この記事では、中国滞在経験のあるライターBILLIKENが、これからの中国における介護サービスの展開について考察しています。
経済大国の光と影
中国が抱える介護問題。日本は、ロボットと組み合わせた介護と併せ、ヘルスケアなどの観点から中国を支援する見通しだという旨を経済産業省が発表しました。日中共通の課題の解決として、中国経済との連携を図る狙いが見て取れます。しかし、中国の介護問題は複雑で、需要はあるものの資金繰りの問題や、社会課題の山積から進捗の滞りを見せています。中国が世界第二位の経済圏を持っていることは周知の事実ですが、温度差の激しさもあり、貧困層における課題も山積みです。
中国の富裕層は人口のほんの一部であり、ほとんどの人が毎日の労働の中、低賃金に悩み、高齢者の介護問題を抱えています。そのため、日本から質の高い介護サービスで中国に参入しようと考えても、そのシェアが一部の富裕層に留まり、市場の拡大には程遠くなってしまうのです。現在の中国社会では、こうした格差をいまだに是正できない状況です。そのため、日本はまず社会の改善に向けた協力態勢のもとに、介護における産業の浸透を優先する必要があるでしょう。
ビジネスの習熟期こそが市場参入のチャンスに
日本企業が、そのまま中国への介護ビジネスに参入しても、貧富格差が大きい中国では、人々の不安を助長する結果にもなりかねません。労働者層への介護技術の展開は、中国社会全体への施策と同期する必要があるでしょう。中国としての経済の目標は、日本とパートナーとしての協力関係を築くことが重要になります。これは、中国の産業を奪うという意味ではなく、高齢者を助ける中国人の心をサポートする立場からの市場参入だと言えます。
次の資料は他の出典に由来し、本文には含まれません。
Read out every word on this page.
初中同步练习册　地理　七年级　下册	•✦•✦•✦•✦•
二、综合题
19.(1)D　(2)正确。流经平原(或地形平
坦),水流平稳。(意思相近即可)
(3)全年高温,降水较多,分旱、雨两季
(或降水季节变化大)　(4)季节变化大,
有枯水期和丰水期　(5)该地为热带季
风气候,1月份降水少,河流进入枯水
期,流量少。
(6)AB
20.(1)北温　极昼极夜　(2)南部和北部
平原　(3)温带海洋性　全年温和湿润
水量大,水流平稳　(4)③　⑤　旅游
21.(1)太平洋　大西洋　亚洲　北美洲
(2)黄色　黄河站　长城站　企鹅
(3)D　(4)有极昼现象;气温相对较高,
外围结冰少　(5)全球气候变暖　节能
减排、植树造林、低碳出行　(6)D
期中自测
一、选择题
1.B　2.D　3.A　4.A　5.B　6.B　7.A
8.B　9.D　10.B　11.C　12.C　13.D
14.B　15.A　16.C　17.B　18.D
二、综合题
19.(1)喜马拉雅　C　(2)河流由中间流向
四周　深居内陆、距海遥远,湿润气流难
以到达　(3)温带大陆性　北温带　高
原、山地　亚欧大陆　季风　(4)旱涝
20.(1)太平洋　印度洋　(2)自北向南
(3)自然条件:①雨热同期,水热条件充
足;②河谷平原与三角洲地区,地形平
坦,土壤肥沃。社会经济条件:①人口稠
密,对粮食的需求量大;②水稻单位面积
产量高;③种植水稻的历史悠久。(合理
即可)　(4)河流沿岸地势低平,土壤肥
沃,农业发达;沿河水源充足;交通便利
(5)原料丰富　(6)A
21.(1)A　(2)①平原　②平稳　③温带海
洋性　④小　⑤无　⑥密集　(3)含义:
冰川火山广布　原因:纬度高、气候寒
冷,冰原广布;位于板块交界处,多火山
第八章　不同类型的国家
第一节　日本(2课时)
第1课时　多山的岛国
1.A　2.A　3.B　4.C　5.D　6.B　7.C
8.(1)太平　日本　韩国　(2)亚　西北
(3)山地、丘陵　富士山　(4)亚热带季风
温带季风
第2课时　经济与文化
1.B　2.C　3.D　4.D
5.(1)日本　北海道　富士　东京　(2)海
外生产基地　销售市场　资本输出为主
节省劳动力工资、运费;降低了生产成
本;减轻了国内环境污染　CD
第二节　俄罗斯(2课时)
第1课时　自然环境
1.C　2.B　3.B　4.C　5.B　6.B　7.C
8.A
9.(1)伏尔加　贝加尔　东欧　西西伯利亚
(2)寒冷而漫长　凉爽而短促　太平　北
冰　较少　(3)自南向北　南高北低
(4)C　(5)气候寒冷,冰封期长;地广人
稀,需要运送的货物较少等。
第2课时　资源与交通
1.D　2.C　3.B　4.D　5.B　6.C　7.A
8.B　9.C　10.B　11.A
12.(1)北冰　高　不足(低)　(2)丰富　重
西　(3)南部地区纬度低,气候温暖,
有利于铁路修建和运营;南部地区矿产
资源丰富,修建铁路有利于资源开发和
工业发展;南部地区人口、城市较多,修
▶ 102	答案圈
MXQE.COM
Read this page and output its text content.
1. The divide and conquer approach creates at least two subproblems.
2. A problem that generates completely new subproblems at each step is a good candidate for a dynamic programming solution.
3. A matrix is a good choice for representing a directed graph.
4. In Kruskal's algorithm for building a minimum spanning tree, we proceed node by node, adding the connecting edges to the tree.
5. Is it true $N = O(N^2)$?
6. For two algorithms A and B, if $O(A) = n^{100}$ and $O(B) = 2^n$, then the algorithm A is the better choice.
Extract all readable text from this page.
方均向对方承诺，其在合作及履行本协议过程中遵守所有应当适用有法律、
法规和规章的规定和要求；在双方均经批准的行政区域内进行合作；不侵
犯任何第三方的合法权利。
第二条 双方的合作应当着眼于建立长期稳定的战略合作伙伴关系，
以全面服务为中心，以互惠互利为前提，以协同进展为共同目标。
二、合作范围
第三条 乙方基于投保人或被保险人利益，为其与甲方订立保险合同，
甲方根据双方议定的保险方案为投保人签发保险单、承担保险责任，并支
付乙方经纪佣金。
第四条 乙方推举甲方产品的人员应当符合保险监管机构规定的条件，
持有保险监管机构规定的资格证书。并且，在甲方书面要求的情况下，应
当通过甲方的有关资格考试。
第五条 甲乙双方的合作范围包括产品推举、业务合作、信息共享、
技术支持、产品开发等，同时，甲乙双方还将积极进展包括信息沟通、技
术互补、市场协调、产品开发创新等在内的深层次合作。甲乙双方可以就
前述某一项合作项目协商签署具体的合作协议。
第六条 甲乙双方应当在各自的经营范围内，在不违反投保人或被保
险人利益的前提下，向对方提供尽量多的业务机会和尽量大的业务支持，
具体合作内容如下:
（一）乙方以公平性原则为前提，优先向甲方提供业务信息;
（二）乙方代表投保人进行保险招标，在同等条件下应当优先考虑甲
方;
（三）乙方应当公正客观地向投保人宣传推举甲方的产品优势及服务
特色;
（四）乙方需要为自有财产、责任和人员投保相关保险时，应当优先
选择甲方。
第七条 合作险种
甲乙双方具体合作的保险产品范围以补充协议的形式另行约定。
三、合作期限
経済の成長率が著しい中国ですが、中国の介護ビジネスは厳しい状況にあるのが現状です。そのため、まずは中国の内部で、介護に対する知見を広げていく必要性があるでしょう。中国人の介護は中国人が行うという基本理念の元、将来に期待される産業の礎を築くことが先決です。中国国内で介護ビジネスが習熟したときこそが、日本の市場参入の飛躍になるのではないでしょうか?